Of the towns mentioned by Pliny (l. c.), these belonged to Thrace Proper: 1. On the coast (i.) of the Aegean: Oesyma, Neapolis, Datum, Abdera, Tirida, Dicaea, Maronea, Zone, and Aenus; to these must be added Amphipolis, Pistyrus, Cosinthus, and Mesembria; (ii.) of the Chersonesus: Cardia, Lysimachia, Pachyta, Callipolis, Sestus, Elaeus, Coelos, Tiristasis, and Panormus; besides these there were Alopeconnesus and Agora; (iii.) of the Propontis: Bisanthe, Perinthus, and Selymbria; (iv.) of the Bosporus: Byzantium; (v.) of the Euxine: Mesembria, Anchialus, Apollonia, Thynias, Salmydessus, and Phinopolis. 2. In the interior: Philippopolis, Philippi, Scotusa, Topiris, Doriscus, Cypsela, Apros, and Develton. This is a very scanty list; but many of the principal inland towns were founded after Pliny's time: their names also were often changed. The following are some of the chief towns in the interior: Hadrianopolis, Plotinopolis, Trajanopolis, Tempyra, Nicopolis, Beroea, Iamporina, and Petra.

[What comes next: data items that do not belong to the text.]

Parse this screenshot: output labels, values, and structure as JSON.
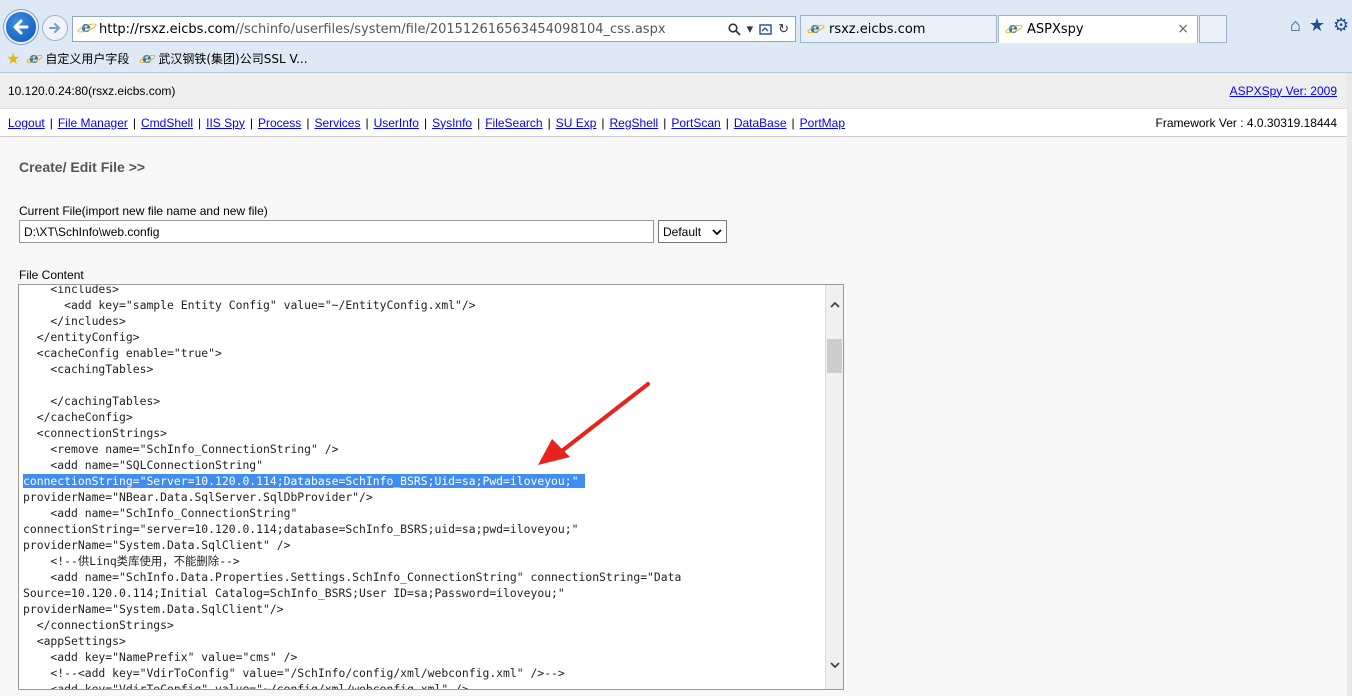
{
  "browser": {
    "url_host": "http://rsxz.eicbs.com",
    "url_path": "//schinfo/userfiles/system/file/201512616563454098104_css.aspx",
    "tabs": [
      {
        "label": "rsxz.eicbs.com"
      },
      {
        "label": "ASPXspy"
      }
    ],
    "favorites": [
      {
        "label": "自定义用户字段"
      },
      {
        "label": "武汉钢铁(集团)公司SSL V..."
      }
    ],
    "tab_close": "×"
  },
  "header": {
    "host": "10.120.0.24:80(rsxz.eicbs.com)",
    "version_link": "ASPXSpy Ver: 2009"
  },
  "menu": {
    "items": [
      "Logout",
      "File Manager",
      "CmdShell",
      "IIS Spy",
      "Process",
      "Services",
      "UserInfo",
      "SysInfo",
      "FileSearch",
      "SU Exp",
      "RegShell",
      "PortScan",
      "DataBase",
      "PortMap"
    ],
    "framework": "Framework Ver : 4.0.30319.18444"
  },
  "editor_form": {
    "title": "Create/ Edit File >>",
    "current_file_label": "Current File(import new file name and new file)",
    "current_file_value": "D:\\XT\\SchInfo\\web.config",
    "encoding": "Default",
    "file_content_label": "File Content",
    "lines": [
      "    <includes>",
      "      <add key=\"sample Entity Config\" value=\"~/EntityConfig.xml\"/>",
      "    </includes>",
      "  </entityConfig>",
      "  <cacheConfig enable=\"true\">",
      "    <cachingTables>",
      "",
      "    </cachingTables>",
      "  </cacheConfig>",
      "  <connectionStrings>",
      "    <remove name=\"SchInfo_ConnectionString\" />",
      "    <add name=\"SQLConnectionString\"",
      "connectionString=\"Server=10.120.0.114;Database=SchInfo_BSRS;Uid=sa;Pwd=iloveyou;\" ",
      "providerName=\"NBear.Data.SqlServer.SqlDbProvider\"/>",
      "    <add name=\"SchInfo_ConnectionString\"",
      "connectionString=\"server=10.120.0.114;database=SchInfo_BSRS;uid=sa;pwd=iloveyou;\"",
      "providerName=\"System.Data.SqlClient\" />",
      "    <!--供Linq类库使用，不能删除-->",
      "    <add name=\"SchInfo.Data.Properties.Settings.SchInfo_ConnectionString\" connectionString=\"Data",
      "Source=10.120.0.114;Initial Catalog=SchInfo_BSRS;User ID=sa;Password=iloveyou;\"",
      "providerName=\"System.Data.SqlClient\"/>",
      "  </connectionStrings>",
      "  <appSettings>",
      "    <add key=\"NamePrefix\" value=\"cms\" />",
      "    <!--<add key=\"VdirToConfig\" value=\"/SchInfo/config/xml/webconfig.xml\" />-->",
      "    <add key=\"VdirToConfig\" value=\"~/config/xml/webconfig.xml\" />"
    ],
    "highlighted_line": 12
  },
  "colors": {
    "selection": "#3f8df0",
    "annotation_arrow": "#e8231f",
    "link": "#0000ff"
  }
}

Besides the rivers mentioned in the course of this article, the following occur: the Bathynias, Pydaras or Atyras, Bargus, Cossinites, Compsatus, and Xerogypsus.
As to the political divisions of. Thrace, Pliny (l. c.) states that it was divided into fifty strategiae;but he describes Moesia as part of Thrace. According to Ptolemy (Ptol. 3.11.8, seq.), its districts were Maedica, Dentheletica, Sardica, Bessica, Drosica, Bennica, Usdicesica, Selletica, Samaica, Coeletica, Sapaica, Corpiliaca, Caenica, and Astica.

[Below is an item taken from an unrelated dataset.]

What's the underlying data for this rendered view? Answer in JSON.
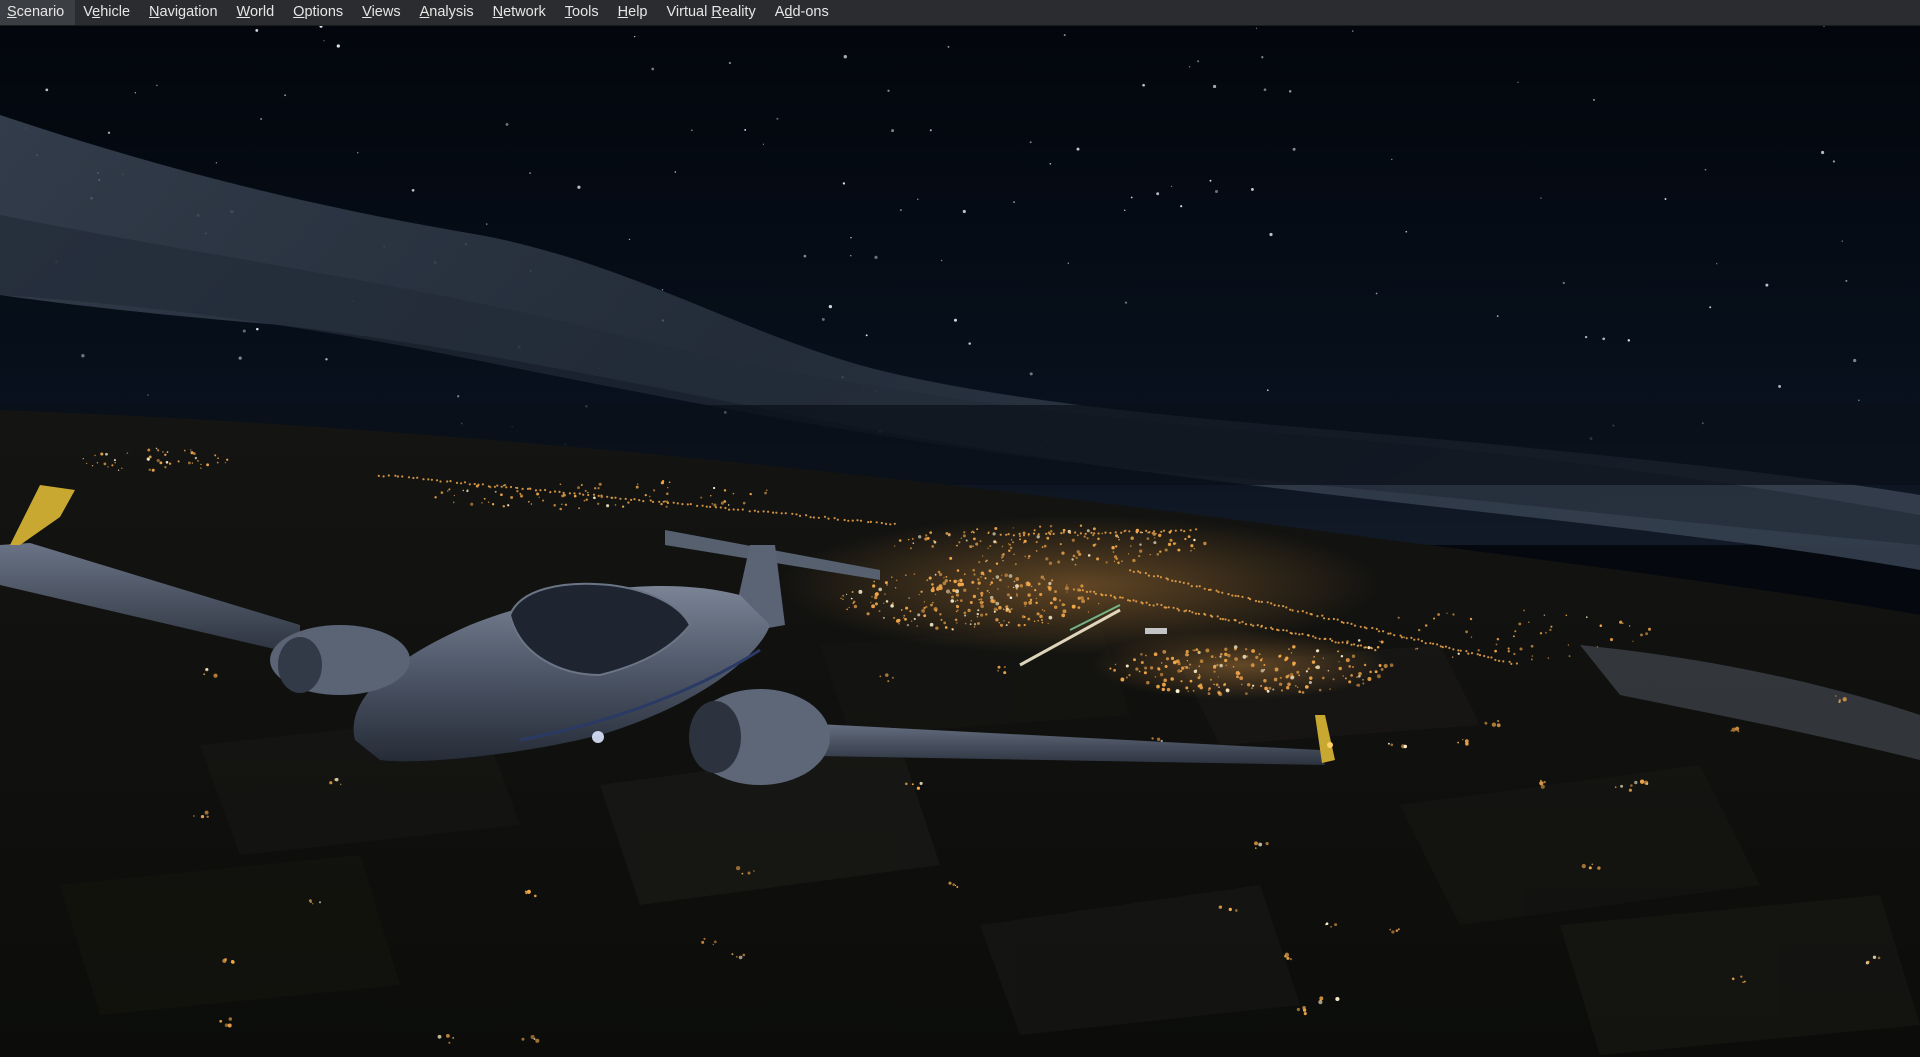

Ammianus (l. c.) states that in the 4th century Thrace was divided into six provinces, but of these only four belonged to Thrace south of the Haemus: (i.) Thrace Proper (speciali nomine), including the W. part of the country; principal cities, Philippopolis and Beroea: (ii.) Haemimontus, i. e. the NE. district; chief towns, Hadrianopolis and Anchialus: (iii.) Europa, comprehending the SE. district; cities, Apri and Perinthus (Constantinople, being the capital of the whole Eastern Empire, was not regarded as belonging to any province): (iv.) Rhodopa, comprising the SW. region; principal cities, Maximianopolis, Maroneia, and Aenus.
The principal modern writers in whose works information will be found respecting Thrace, have been mentioned in the course of this article. Among the other authors whom the reader may consult, we may name the following: Dapper, Beschryving der Eilanden in de Archipel, Amst. 1688, of which Latin and French translations were published at Amsterdam in 1703. Paul Lucas, Voyage dans la Turquie, l'Asie, &c. 2 vols. Amst. 1720. Choiseul, Voyage Pittoresque dans l'Empire Ottoman:of this work the first volume was published at Paris in 1782, the first part of the second not till 1809; the author died in 1817. A new edition, with. many corrections and additions, was published in 4 vols. 8vo. at Paris in 1842. This work is devoted chiefly to the antiquities of the country; of which the plates contained in the illustrative Atlas which accompanies the book give many representations. Ami Boué‘s, La Turquie d'Europe, 4 vols. 8vo. Paris, 1840, is the most complete work yet written on the subject; its author, a man of great scientific acquirements, made two journeys in Turkey, in 1836, when he was accompanied by M. Viquesnel, and in 1838. The first volume contains an elaborate account of the physical geography, geology, vegetation, fauna, and meteorology of the country; but takes little or no notice of its classical geography. A map is prefixed to it, which was a vast improvement on all that had preceded it; but it is now in its turn superseded by that of Kiepert, who has employed in its construction the materials afforded by M. Viquesnel's reports already referred to. (Comp. Gatterer, De Herodoti ac Thucydidis Thracia, contained in the Commentationes Soc. Reg. Gottin. vol. iv. pp. 87—112, vol. v. pp. 57—88.